Analysis of trade data (see table for details) shows that:

in the period 2001-11, India's exports to the world grew by five times; its exports to Latin America grew by 10 times, except export to Venezuela, Uruguay and Mexico;

post-PTA , India's exports to Chile grew by 45.7 per cent while India's overall export to Latin America grew by 139.9 per cent in 2007-11;

post India-Mercosur PTA , India's exports to Latin America as a whole grew by 65.8 per cent as compared to its export to Argentina (13.1 per cent), Brazil (49.7 per cent), Paraguay (8.38 per cent) and Uruguay (37.8 per cent) in 2009-11. In comparison, India's export to non-PTA Latin American partners grew at faster rates, for example, Mexico (38.4 per cent), Colombia (49.8 per cent) and Costa Rica (78.3 per cent).

As for imports , India's imports from the world grew by six times, while its imports from Latin America as a whole grew by 13 times in 2001-11. In this period, highest import growth was recorded by Venezuela (201 times), Colombia (15 times) and Brazil (10 times). In the four-year post-PTA period, imports from Chile declined by 19 per cent. In the two year post India-Mercosur PTA period, while imports from Argentina, Brazil and Paraguay posted impressive growth, Paraguay gave a lacklustre performance (8.3 per cent). The highest growth was witnessed with respect to imports from non-PTA partner Colombia (50 per cent) and Costa Rica (78.3 per cent).

Latin America India Investor Forum

At a panel discussion of the recent Latin America India Investor Forum, the role of PTAs in increasing bilateral trade was discussed. Delegates from both India and Latin America agreed that it would be too early to conclude that Preferential Trade Agreements (PTAs) had not been successful in boosting India-Latin America trade. The reasons sighted were:

limited nature of India's PTAs with Latin American countries covering a few hundred items with 10-20 per cent duty discounts on most items;

relatively narrow trade baskets with copper concentrates, crude oil and edible oil accounting for two-third of India's total imports from Latin America;

high duties on products with trade potential (such as, textiles and clothing, transport vehicles and food products;

dearth of direct shipping lines between India and Latin America, thus increasing shipment time and cost by as high as 25-30 per cent;

poor trade infrastructure, such as port inefficiencies, poor inland connectivity, cumbersome and expensive export import formalities which add to trade transaction cost;

increasing cost of compliance with non-tariff trade barriers, especially TBT and sanitary and phyto-sanitary measures;

currency fluctuations ;

non-coverage of trade in services and investment under PTAs.

Measures to boost trade

Given the slow progress of the WTO Doha Round, deepening of the existing PTAs into full-fledged comprehensive economic partnership agreements, covering trade in goods, services and investment will be a great boost to bilateral trade flows.

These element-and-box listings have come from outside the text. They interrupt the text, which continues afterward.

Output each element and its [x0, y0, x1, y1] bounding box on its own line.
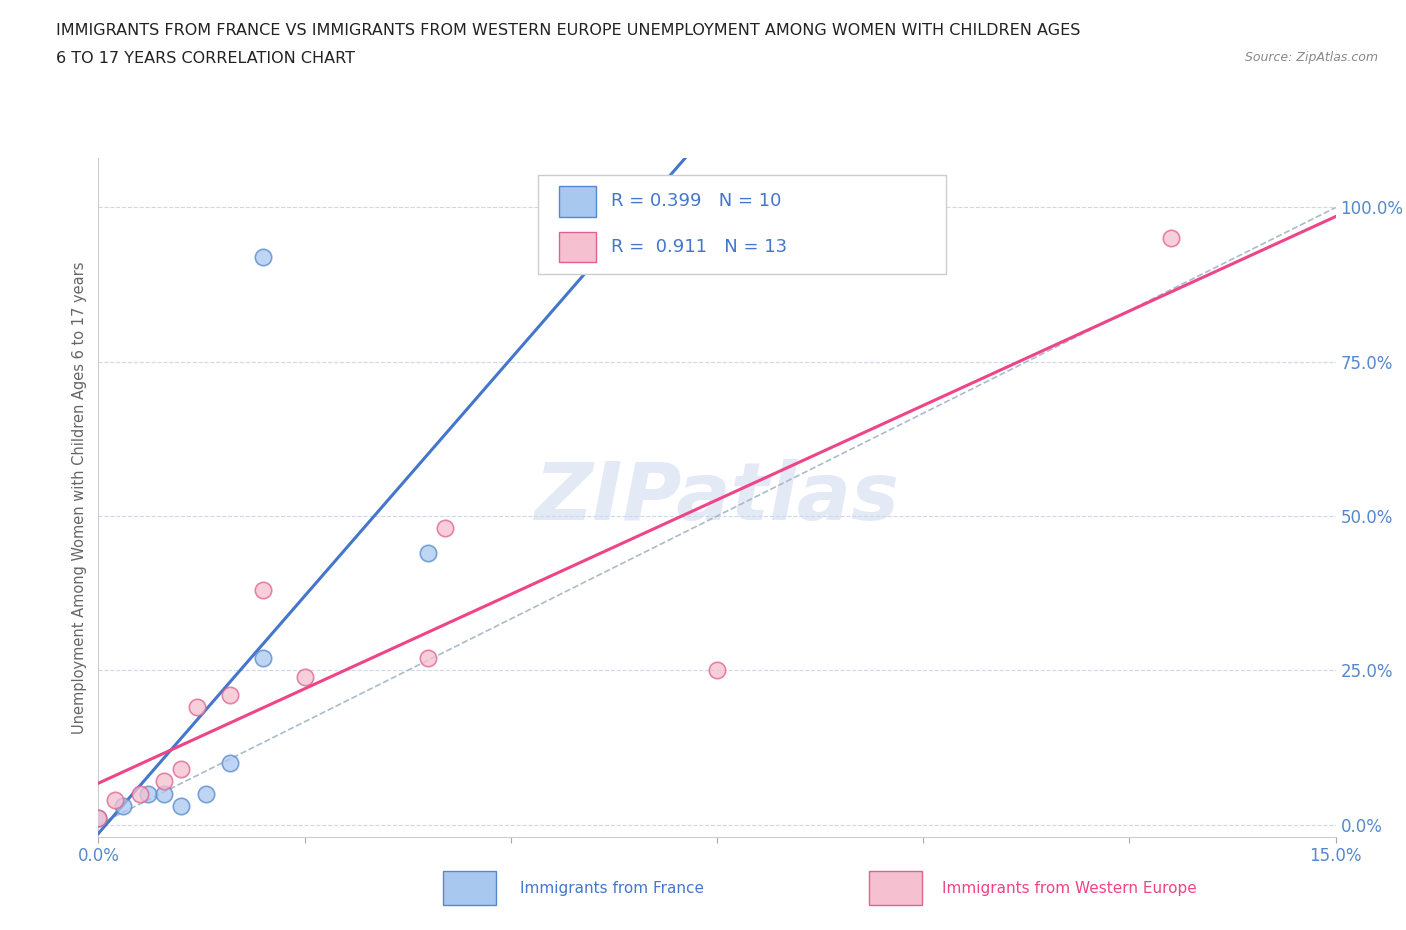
Point — [194, 787, 217, 802]
Text: Immigrants from Western Europe: Immigrants from Western Europe — [942, 881, 1197, 896]
Point — [252, 651, 274, 666]
Point — [112, 799, 135, 814]
Point — [418, 651, 440, 666]
FancyBboxPatch shape — [537, 175, 946, 273]
FancyBboxPatch shape — [558, 232, 596, 262]
Point — [153, 787, 176, 802]
Point — [219, 687, 242, 702]
Text: Source: ZipAtlas.com: Source: ZipAtlas.com — [1244, 51, 1378, 64]
Y-axis label: Unemployment Among Women with Children Ages 6 to 17 years: Unemployment Among Women with Children A… — [72, 261, 87, 734]
Point — [87, 811, 110, 826]
Point — [170, 762, 193, 777]
Point — [252, 583, 274, 598]
Text: Immigrants from France: Immigrants from France — [520, 881, 704, 896]
Point — [219, 755, 242, 770]
Point — [153, 774, 176, 789]
Point — [252, 249, 274, 264]
Point — [136, 787, 159, 802]
Point — [418, 546, 440, 561]
Text: ZIPatlas: ZIPatlas — [534, 458, 900, 537]
Point — [104, 792, 127, 807]
Text: R = 0.399   N = 10: R = 0.399 N = 10 — [610, 193, 780, 210]
Text: IMMIGRANTS FROM FRANCE VS IMMIGRANTS FROM WESTERN EUROPE UNEMPLOYMENT AMONG WOME: IMMIGRANTS FROM FRANCE VS IMMIGRANTS FRO… — [56, 23, 1081, 38]
Text: R =  0.911   N = 13: R = 0.911 N = 13 — [610, 238, 787, 256]
Point — [433, 521, 456, 536]
Point — [1160, 231, 1182, 246]
Text: 6 TO 17 YEARS CORRELATION CHART: 6 TO 17 YEARS CORRELATION CHART — [56, 51, 356, 66]
Point — [87, 811, 110, 826]
FancyBboxPatch shape — [558, 186, 596, 217]
Point — [294, 669, 316, 684]
Point — [170, 799, 193, 814]
Point — [706, 663, 728, 678]
Point — [128, 787, 150, 802]
Point — [186, 700, 208, 715]
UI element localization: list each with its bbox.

Besides, both Latin American nations and India are actively negotiating several FTAs, so there is no option but to consider expansion of preferential trading arrangements with Latin American nations, not only for acquiring duty advantage but also for protecting the existing comparative duty advantage.

Improving trade infrastructure and rationalisation of trade documentation need urgent attention. As per the latest World Bank's Ease of Doing Business Report , roughly 36-69 per cent of the time taken and 15--38 per cent of the cost of export formalities are incurred on documentation which reduces net realisations from export. In the case of India, 50 per cent of the time taken and 38 per cent of the total cost is incurred on export documentation. For Venezuela, these ratios are 69 per cent and 25 per cent respectively.

Trade Prospects

At present, Latin American region accounts for 4 per cent of India's trade. Given the comparable level of per capita income, similar consumer preferences and complementarities of resource endowment, a target of 10 per cent share of Latin America in India's trade can be attained, if the issues highlighted above are addressed.

(The author is an expert in international trade for a corporate house.)